I crateri protagonisti dell’articolo si chiamano Stieglitz (struttura di 90 chilometri di diametro con picco centrale localizzata nella regione Borealis Planitia) e Rustaveli (un “bacino” di 210 chilometri con picco ad anello centrale localizzato nell’emisfero nord del pianeta). Chiaramente esistono altri crateri recenti sulla superficie di Mercurio, ma questi sono gli unici due che hanno permesso questo tipo di analisi e confronto. L’analisi di Stieglitz e Rustaveli ha permesso ai ricercatori di individuare una serie di ristagni di materiale fuso nella direzione di downrange.

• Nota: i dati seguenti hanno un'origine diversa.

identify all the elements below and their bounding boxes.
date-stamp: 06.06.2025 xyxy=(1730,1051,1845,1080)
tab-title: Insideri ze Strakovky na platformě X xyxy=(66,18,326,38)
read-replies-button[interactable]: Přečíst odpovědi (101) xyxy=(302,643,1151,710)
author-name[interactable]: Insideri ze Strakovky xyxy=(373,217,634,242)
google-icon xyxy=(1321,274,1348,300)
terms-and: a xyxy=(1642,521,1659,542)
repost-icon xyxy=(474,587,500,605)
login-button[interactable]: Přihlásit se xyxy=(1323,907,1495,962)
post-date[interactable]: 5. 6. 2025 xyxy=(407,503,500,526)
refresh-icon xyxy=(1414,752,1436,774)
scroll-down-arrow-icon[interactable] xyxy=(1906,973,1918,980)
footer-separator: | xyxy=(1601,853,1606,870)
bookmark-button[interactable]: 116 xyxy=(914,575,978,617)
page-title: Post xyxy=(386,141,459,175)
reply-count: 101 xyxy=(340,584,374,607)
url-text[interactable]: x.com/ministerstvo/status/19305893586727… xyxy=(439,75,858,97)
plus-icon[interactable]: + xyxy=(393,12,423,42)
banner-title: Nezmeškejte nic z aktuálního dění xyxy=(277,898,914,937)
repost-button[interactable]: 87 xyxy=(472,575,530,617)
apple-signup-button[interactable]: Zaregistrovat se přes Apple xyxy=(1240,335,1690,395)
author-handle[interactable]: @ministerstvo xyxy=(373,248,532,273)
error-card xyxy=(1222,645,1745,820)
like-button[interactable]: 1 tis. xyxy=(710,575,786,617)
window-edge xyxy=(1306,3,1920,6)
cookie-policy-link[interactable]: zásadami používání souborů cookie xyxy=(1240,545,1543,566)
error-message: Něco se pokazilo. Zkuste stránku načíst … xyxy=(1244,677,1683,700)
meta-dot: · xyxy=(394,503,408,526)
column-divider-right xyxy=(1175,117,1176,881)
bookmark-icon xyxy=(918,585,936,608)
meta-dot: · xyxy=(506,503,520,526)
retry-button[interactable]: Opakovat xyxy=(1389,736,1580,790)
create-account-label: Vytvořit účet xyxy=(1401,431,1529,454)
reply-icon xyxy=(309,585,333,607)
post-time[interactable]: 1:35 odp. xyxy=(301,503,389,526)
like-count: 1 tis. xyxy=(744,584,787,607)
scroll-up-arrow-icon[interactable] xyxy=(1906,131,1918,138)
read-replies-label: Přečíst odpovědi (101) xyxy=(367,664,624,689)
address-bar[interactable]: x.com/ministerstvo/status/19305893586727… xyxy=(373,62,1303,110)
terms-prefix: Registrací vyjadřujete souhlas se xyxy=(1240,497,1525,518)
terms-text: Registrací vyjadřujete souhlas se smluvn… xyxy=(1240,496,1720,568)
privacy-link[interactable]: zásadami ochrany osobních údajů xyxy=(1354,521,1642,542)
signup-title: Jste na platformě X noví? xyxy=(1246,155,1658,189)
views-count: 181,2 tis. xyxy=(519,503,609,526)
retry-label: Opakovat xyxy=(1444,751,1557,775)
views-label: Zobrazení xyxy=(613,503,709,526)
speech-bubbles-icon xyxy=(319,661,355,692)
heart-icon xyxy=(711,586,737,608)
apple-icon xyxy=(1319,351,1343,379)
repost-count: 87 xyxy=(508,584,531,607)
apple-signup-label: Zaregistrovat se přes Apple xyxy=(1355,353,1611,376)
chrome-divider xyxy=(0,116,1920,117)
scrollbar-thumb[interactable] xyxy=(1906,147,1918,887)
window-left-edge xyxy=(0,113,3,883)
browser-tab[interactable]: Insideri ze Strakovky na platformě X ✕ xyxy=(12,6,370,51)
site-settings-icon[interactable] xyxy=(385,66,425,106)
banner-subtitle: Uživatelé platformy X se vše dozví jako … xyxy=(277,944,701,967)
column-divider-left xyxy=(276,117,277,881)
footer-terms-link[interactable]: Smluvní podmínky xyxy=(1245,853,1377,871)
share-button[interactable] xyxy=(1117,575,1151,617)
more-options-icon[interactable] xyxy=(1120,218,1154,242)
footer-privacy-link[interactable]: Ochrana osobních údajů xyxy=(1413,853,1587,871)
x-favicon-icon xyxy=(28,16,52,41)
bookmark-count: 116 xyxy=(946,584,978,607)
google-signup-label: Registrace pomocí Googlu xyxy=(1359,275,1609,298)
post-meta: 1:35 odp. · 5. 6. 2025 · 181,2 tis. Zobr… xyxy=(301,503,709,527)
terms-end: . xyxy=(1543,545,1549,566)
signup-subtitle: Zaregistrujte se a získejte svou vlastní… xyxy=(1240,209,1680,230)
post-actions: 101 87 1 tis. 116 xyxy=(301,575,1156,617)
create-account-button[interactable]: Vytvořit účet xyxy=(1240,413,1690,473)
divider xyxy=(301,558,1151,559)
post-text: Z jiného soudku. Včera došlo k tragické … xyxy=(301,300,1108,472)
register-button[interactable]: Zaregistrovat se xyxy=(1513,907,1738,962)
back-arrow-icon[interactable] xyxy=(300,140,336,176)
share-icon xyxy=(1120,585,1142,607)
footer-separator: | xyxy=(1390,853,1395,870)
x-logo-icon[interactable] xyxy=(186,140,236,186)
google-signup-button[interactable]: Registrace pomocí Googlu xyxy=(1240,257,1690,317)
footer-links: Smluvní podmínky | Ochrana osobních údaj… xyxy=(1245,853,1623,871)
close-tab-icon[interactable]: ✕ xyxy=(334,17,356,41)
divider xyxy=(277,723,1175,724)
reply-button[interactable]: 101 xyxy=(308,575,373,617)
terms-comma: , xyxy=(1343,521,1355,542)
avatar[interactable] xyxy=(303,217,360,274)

«Questo materiale fuso crea l’unica asimmetria morfologica palesemente evidente nei due crateri e le anomalie magnetiche asimmetriche si trovano decentrate esattamente nella stessa direzione. Un’ulteriore analisi di carattere geofisico, ci ha permesso di andare ad individuare la posizione esatta (avvalendoci di un errore sulla superficie di 30 km, dato dal gap di risoluzione tra le mappe delle anomalie e le basemap usate per la cartografia) del materiale magnetizzato. I dipoli magnetici così ottenuti, vanno a collocarsi nei pressi del materiale fuso, sempre nella regione di downrange», aggiunge Galluzzi.

Che alcuni elementi magnetici potessero essere portati su una superficie planetaria dagli impattori era già stato osservato sulla Luna, ma i risultati dell’articolo offrono, per la prima volta, prove osservative che gli elementi magnetici sono stati portati dagli impattori su Mercurio.

Valentina Galluzzi (Inaf) e, a dx, una coautrice dell’articolo, Joana S. Oliveira (Esa/Estec)

«Su Mercurio, come osservato anche sulla Luna, gli impatti sono una delle cause della presenza di queste anomalie localizzate. La fusione dell’impattore composto di elementi magnetici e il suo conseguente processo di raffreddamento», conclude Galluzzi, «permettono di registrare il campo magnetico e di registrare l’anomalia permanentemente nella roccia. Questo ci permette anche di affermare che la dinamo magnetica di Mercurio era attiva anche all’epoca di questi impatti (meno di 1,7 miliardi di anni fa)».

Altri dati utili a questo tipo di studi (come, per esempio, nuovi dettagli sulla topografia delle aree di fuso da impatto) arriveranno in futuro dalla missione BepiColombo, per la quale lavorano gli autori dello studio.